More NewsYahoo! Posts Profits on Marketing, Fees Growth

Yahoo! Posts Profits on Marketing, Fees Growth

Marketing revenues were up 31 percent, listing and fees rose 120 percent, as the turnaround continues at the portal giant.

As expected, Yahoo returned solid fourth-quarter results on Wednesday, as the portal turned a profit on solid marketing revenue growth coupled with buffed-up premium services.

For the three months ended Dec. 31, 2002, Yahoo recorded $285.8 million in net revenues, a 51 percent increase from a year ago. Net income was $46.2 million, sharply up from the net loss of $8.7 million recorded in the fourth quarter of 2001. Earnings before interest, taxes, depreciation and amortization (EBTIDA) came in at $85.3 million, up from $11.7 million a year earlier.

“We had a plan and we executed very well against that plan,” said Terry Semel, Yahoo’s chief executive officer. “The report card is in and the results speak for themselves.”

Yahoo said its revenues from marketing services, which include both its regular Internet advertising and paid search revenues, were $177.5 million, a 31 percent increase from the same period a year ago.
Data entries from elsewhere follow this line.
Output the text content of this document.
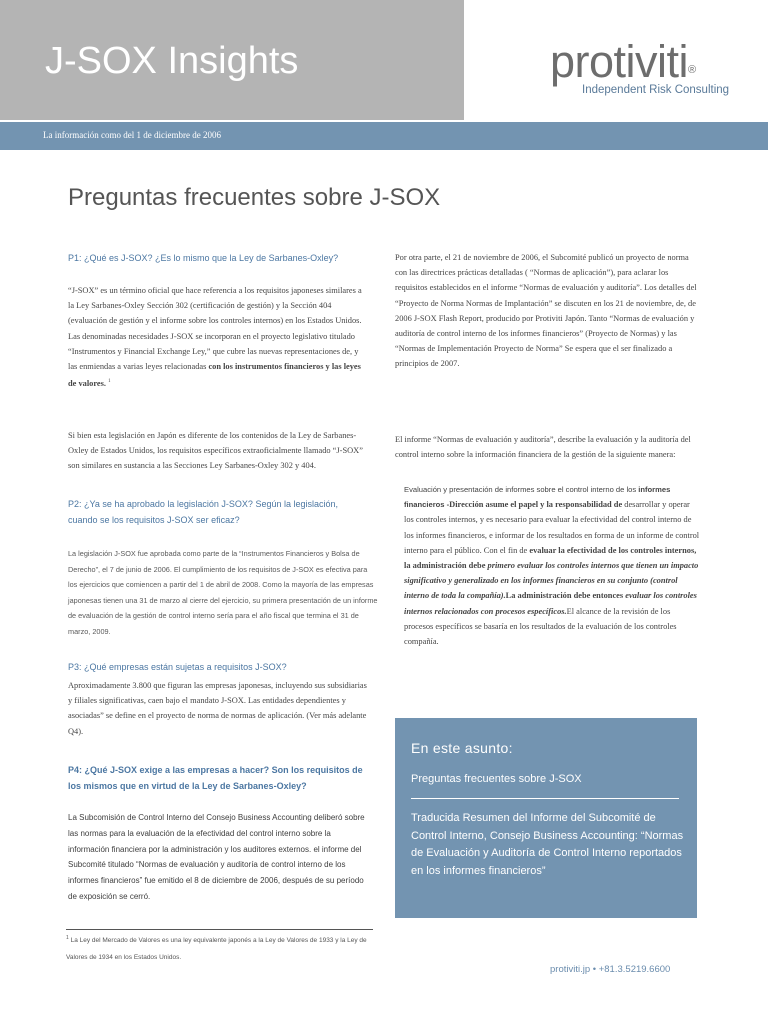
J-SOX Insights	protiviti®
Independent Risk Consulting
La información como del 1 de diciembre de 2006
Preguntas frecuentes sobre J-SOX
P1: ¿Qué es J-SOX? ¿Es lo mismo que la Ley de Sarbanes-Oxley?
“J-SOX” es un término oficial que hace referencia a los requisitos japoneses similares a la Ley Sarbanes-Oxley Sección 302 (certificación de gestión) y la Sección 404 (evaluación de gestión y el informe sobre los controles internos) en los Estados Unidos. Las denominadas necesidades J-SOX se incorporan en el proyecto legislativo titulado “Instrumentos y Financial Exchange Ley,” que cubre las nuevas representaciones de, y las enmiendas a varias leyes relacionadas con los instrumentos financieros y las leyes de valores. $^1$
Si bien esta legislación en Japón es diferente de los contenidos de la Ley de Sarbanes-Oxley de Estados Unidos, los requisitos específicos extraoficialmente llamado “J-SOX” son similares en sustancia a las Secciones Ley Sarbanes-Oxley 302 y 404.
P2: ¿Ya se ha aprobado la legislación J-SOX? Según la legislación, cuando se los requisitos J-SOX ser eficaz?
La legislación J-SOX fue aprobada como parte de la “Instrumentos Financieros y Bolsa de Derecho”, el 7 de junio de 2006. El cumplimiento de los requisitos de J-SOX es efectiva para los ejercicios que comiencen a partir del 1 de abril de 2008. Como la mayoría de las empresas japonesas tienen una 31 de marzo al cierre del ejercicio, su primera presentación de un informe de evaluación de la gestión de control interno sería para el año fiscal que termina el 31 de marzo, 2009.
P3: ¿Qué empresas están sujetas a requisitos J-SOX?
Aproximadamente 3.800 que figuran las empresas japonesas, incluyendo sus subsidiarias y filiales significativas, caen bajo el mandato J-SOX. Las entidades dependientes y asociadas” se define en el proyecto de norma de normas de aplicación. (Ver más adelante Q4).
P4: ¿Qué J-SOX exige a las empresas a hacer? Son los requisitos de los mismos que en virtud de la Ley de Sarbanes-Oxley?
La Subcomisión de Control Interno del Consejo Business Accounting deliberó sobre las normas para la evaluación de la efectividad del control interno sobre la información financiera por la administración y los auditores externos. el informe del Subcomité titulado “Normas de evaluación y auditoría de control interno de los informes financieros” fue emitido el 8 de diciembre de 2006, después de su período de exposición se cerró.
$^1$ La Ley del Mercado de Valores es una ley equivalente japonés a la Ley de Valores de 1933 y la Ley de Valores de 1934 en los Estados Unidos.
Por otra parte, el 21 de noviembre de 2006, el Subcomité publicó un proyecto de norma con las directrices prácticas detalladas ( “Normas de aplicación”), para aclarar los requisitos establecidos en el informe “Normas de evaluación y auditoría”. Los detalles del “Proyecto de Norma Normas de Implantación” se discuten en los 21 de noviembre, de, de 2006 J-SOX Flash Report, producido por Protiviti Japón. Tanto “Normas de evaluación y auditoría de control interno de los informes financieros” (Proyecto de Normas) y las “Normas de Implementación Proyecto de Norma” Se espera que el ser finalizado a principios de 2007.
El informe “Normas de evaluación y auditoría”, describe la evaluación y la auditoría del control interno sobre la información financiera de la gestión de la siguiente manera:
Evaluación y presentación de informes sobre el control interno de los informes financieros -Dirección asume el papel y la responsabilidad de desarrollar y operar los controles internos, y es necesario para evaluar la efectividad del control interno de los informes financieros, e informar de los resultados en forma de un informe de control interno para el público. Con el fin de evaluar la efectividad de los controles internos, la administración debe primero evaluar los controles internos que tienen un impacto significativo y generalizado en los informes financieros en su conjunto (control interno de toda la compañía).La administración debe entonces evaluar los controles internos relacionados con procesos específicos.El alcance de la revisión de los procesos específicos se basaría en los resultados de la evaluación de los controles compañía.
En este asunto:
Preguntas frecuentes sobre J-SOX
Traducida Resumen del Informe del Subcomité de Control Interno, Consejo Business Accounting: “Normas de Evaluación y Auditoría de Control Interno reportados en los informes financieros”
protiviti.jp • +81.3.5219.6600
The company said the strong growth was mostly due to the popularity of its paid listings services, which Yahoo provides through a partnership with Overture.

However, Yahoo said its Internet advertising business was faring better than most in the industry.

“We’re gaining market share from traditional blue-chip advertisers,” said Sue Decker, Yahoo’s chief financial officer.

In December, Yahoo’s chief executive, Terry Semel, said the company had experienced a surge in fourth-quarter advertising.

Since Semel took the reins 18 months ago, Yahoo has sought to add revenue outside of its traditional reliance on online advertising.

The strong marketing performance was aided by continued strong growth in Yahoo’s fees and listings segment, which includes its HotJobs unit, the SBC partnership for DSL service, and various premium services like auctions and personals. Thanks to adding a variety of services this year, including the SBC deal, Yahoo has seen this segment grow briskly. Revenues from this area were $89.4 million in the quarter, a 120 percent increase from last year.

Listings and fees now represent 31 percent of the portal’s revenues.

In the coming quarter, Yahoo said it expects to generate between $255 and $275 million in revenues and between $65 and $70 million in EBITDA. For the year, it expects to $1.1 to $1.2 billion in revenues and $295 to $300 million in EBITDA.

Semel said he expects Yahoo to continue its strong ad gains in 2003, growing marketing services more than 20 percent — with growth in both regular advertising and paid search.

“We are entering 2003 with a trajectory for steady growth in our traditional advertising business,” Semel said, adding that traditional advertisers like Gap and General Motors had moved from smaller ad buys to large brand campaigns.

He also anticipates listings and fees will continue rising at a faster clip, with the company ending the year with 2.2 million paying customers — a sharp increase from the 375,000 it had a year ago. In 2003, Semel anticipates 50 percent growth in subscription customers, particularly in email, access and personals. In three to four years, he anticipates Yahoo will have billing relationships with 10 million Yahoo users.

“We have just finished day one and much more is to come,” Semel said.